Il paraît (avec l’accent,
sinon c’est une figure d’escrimeur) que je recours parfois à des
mots trop savants pour le commun des mortels. Un tract politique devrait
se réduire en quelque sorte à une feuille vierge d’une couleur
particulière. Ainsi donc au printemps on voterait vert, rouge, jaune
ou bleu l’été, blanc en janvier, etc. Cette symbolique pour
analphabètes fut utilisée ailleurs et autrefois avec les
intentions et le succès que l’on sait. J’ai toujours pensé
quant à moi qu’une feuille vierge était destinée à
être aussi harmonieusement remplie qu’une femme du même acabit,
fût-ce du Verbe divin. J’ai tort ; on me l’a fait comprendre. Je
risque ainsi de « dévaluer » mes lecteurs potentiels
si j’en crois le commentaire éclairé que m’adressait naguère
un prétendu spécialiste de la communication politique. J’ai
depuis rayé « dévaloriser » de mon vocabulaire
et pleinement saisi comment l’on pouvait acheter des votes pour dix euros
puisque l’on réduit les hommes au rang des petits billets de nos
monnaies fluctuantes.
Tout dernièrement, j’ai
découvert par la voix outrecuidante d’un petit camarade qu’en matière
d’opérations électorales, les verbes « dépouiller
» et « scruter » étaient synonymes. On allait
« scruter », arrêter de « scruter », recommencer,
bref ouvrir les enveloppes et compter les bulletins. Ce soir-là,
j’ai donc « scruté » l’horizon en quête des bulletins
ailés des abstentionnistes dont mon petit camarade prétend
que ce sont ceux qui s’abstiennent de manger du pain électoral.

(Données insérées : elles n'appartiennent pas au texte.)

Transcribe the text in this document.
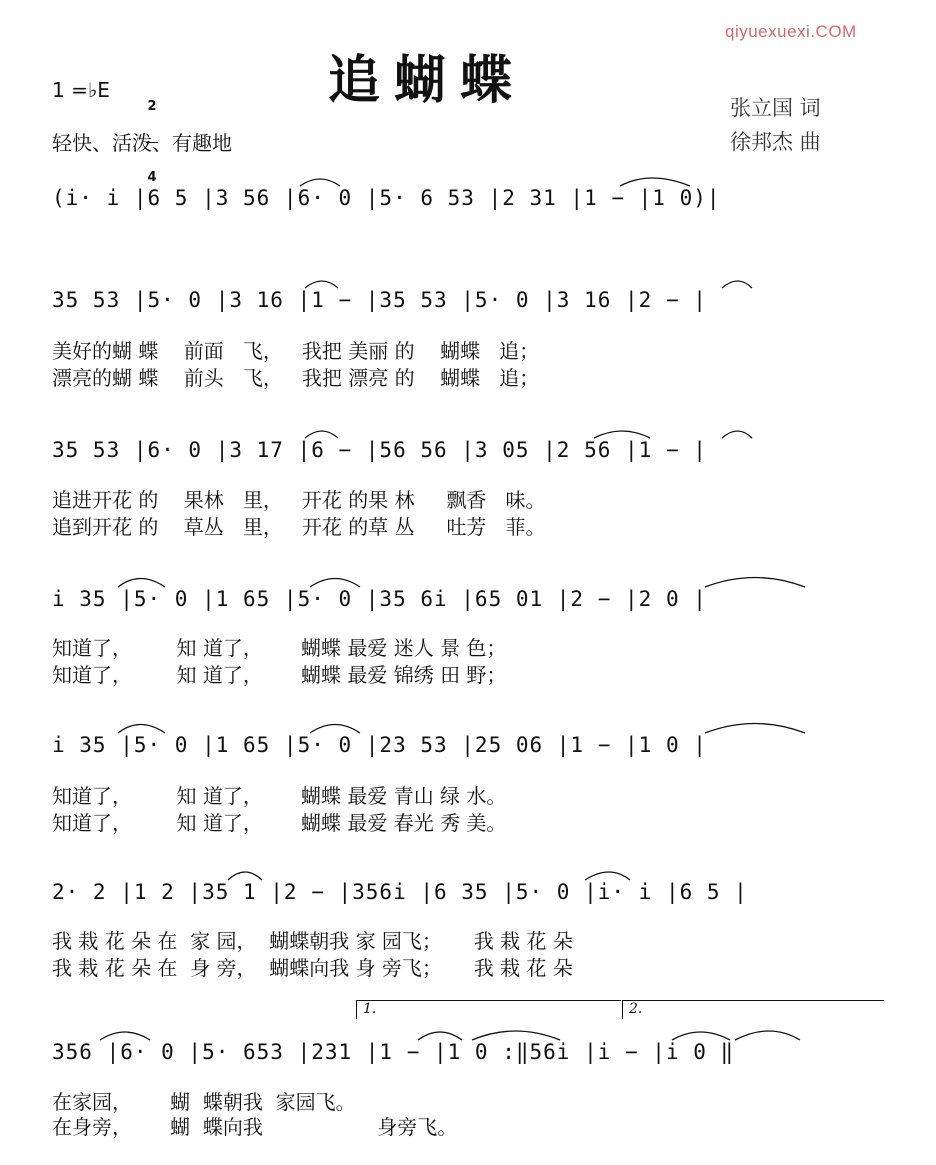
qiyuexuexi.COM
追蝴蝶
1 =♭E

2

4

轻快、活泼、有趣地
张立国 词
徐邦杰 曲
(i· i |6 5 |3 56 |6· 0 |5· 6 53 |2 31 |1 − |1 0)|
35 53 |5· 0 |3 16 |1 − |35 53 |5· 0 |3 16 |2 − |
美好的蝴 蝶    前面   飞，   我把 美丽 的    蝴蝶   追；
漂亮的蝴 蝶    前头   飞，   我把 漂亮 的    蝴蝶   追；
35 53 |6· 0 |3 17 |6 − |56 56 |3 05 |2 56 |1 − |
追进开花 的    果林   里，   开花 的果 林     飘香   味。
追到开花 的    草丛   里，   开花 的草 丛     吐芳   菲。
i 35 |5· 0 |1 65 |5· 0 |35 6i |65 01 |2 − |2 0 |
知道了，       知 道了，      蝴蝶 最爱 迷人 景 色；
知道了，       知 道了，      蝴蝶 最爱 锦绣 田 野；
i 35 |5· 0 |1 65 |5· 0 |23 53 |25 06 |1 − |1 0 |
知道了，       知 道了，      蝴蝶 最爱 青山 绿 水。
知道了，       知 道了，      蝴蝶 最爱 春光 秀 美。
2· 2 |1 2 |35 1 |2 − |356i |6 35 |5· 0 |i· i |6 5 |
我 栽 花 朵 在  家 园，  蝴蝶朝我 家 园飞；     我 栽 花 朵
我 栽 花 朵 在  身 旁，  蝴蝶向我 身 旁飞；     我 栽 花 朵
1.	2.
356 |6· 0 |5· 653 |231 |1 − |1 0 :‖56i |i − |i 0 ‖
在家园，      蝴  蝶朝我  家园飞。
在身旁，      蝴  蝶向我                  身旁飞。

Je lui concède cette métaphore. Mais, pour le reste et jusqu’à
preuve du contraire, il y a des scrutateurs qui dépouillent le scrutin
en procédant au décompte des suffrages. Qu’ils en fassent
un examen minutieux et attentif pour en vérifier la régularité
et déceler les éventuelles anomalies, nul ne le conteste.
Pour autant, ils ne se prennent pas pour la sœur Anne et font bien le départ
entre scruter l’horizon ou le visage de l’autre et dépouiller un
scrutin.
Feu mon grand-père paternel
était un passionné de politique. Il avait appris à
lire et à écrire à l’école publique à
l’époque du sabot. Il s’avérait pourtant capable de rectifier
de lui-même dans les journaux les mots que maculaient les coquilles,
les fameuses coquilles des machines ou des typographes, sources de significations
fautives souvent cocasses. Et son époque valait amplement la nôtre.
J’ai beau en scruter scrupuleusement les ressorts sociaux et culturels,
je ne vois rien qui puisse « dévaloriser » ceux que
l’école y émancipa en les rendant capables de maîtriser
les mots des autres. Ils savaient résister à ces coquilles
de l’esprit qui dévalorisent tant de nos contemporains au point
de les « dévaluer » dans leur arrogance et leur forfanterie.
La savante ignorance, tel est l’oxymore prégnant du siècle
qui commence.
Car enfin, appliquons la coquille
à la coquille, collons-la lui dans le « Q », et nous
obtenons le mot le mieux référencé de la langue française,
le mot « couille ». Le mot est d’origine latine et désignait
un petit sac de cuir (pour y glisser la monnaie dévaluée
? ou les spermatozoïdes ramollis ?). Des couilles molles aux coquilles
vides de l’esprit, on finira bien dimanche prochain, ayant « scruté
» tout en étant « dévalués », par
l’avoir dans le c…
Mais comment s’étonner alors
si l’esprit civique se barre en coquilles ?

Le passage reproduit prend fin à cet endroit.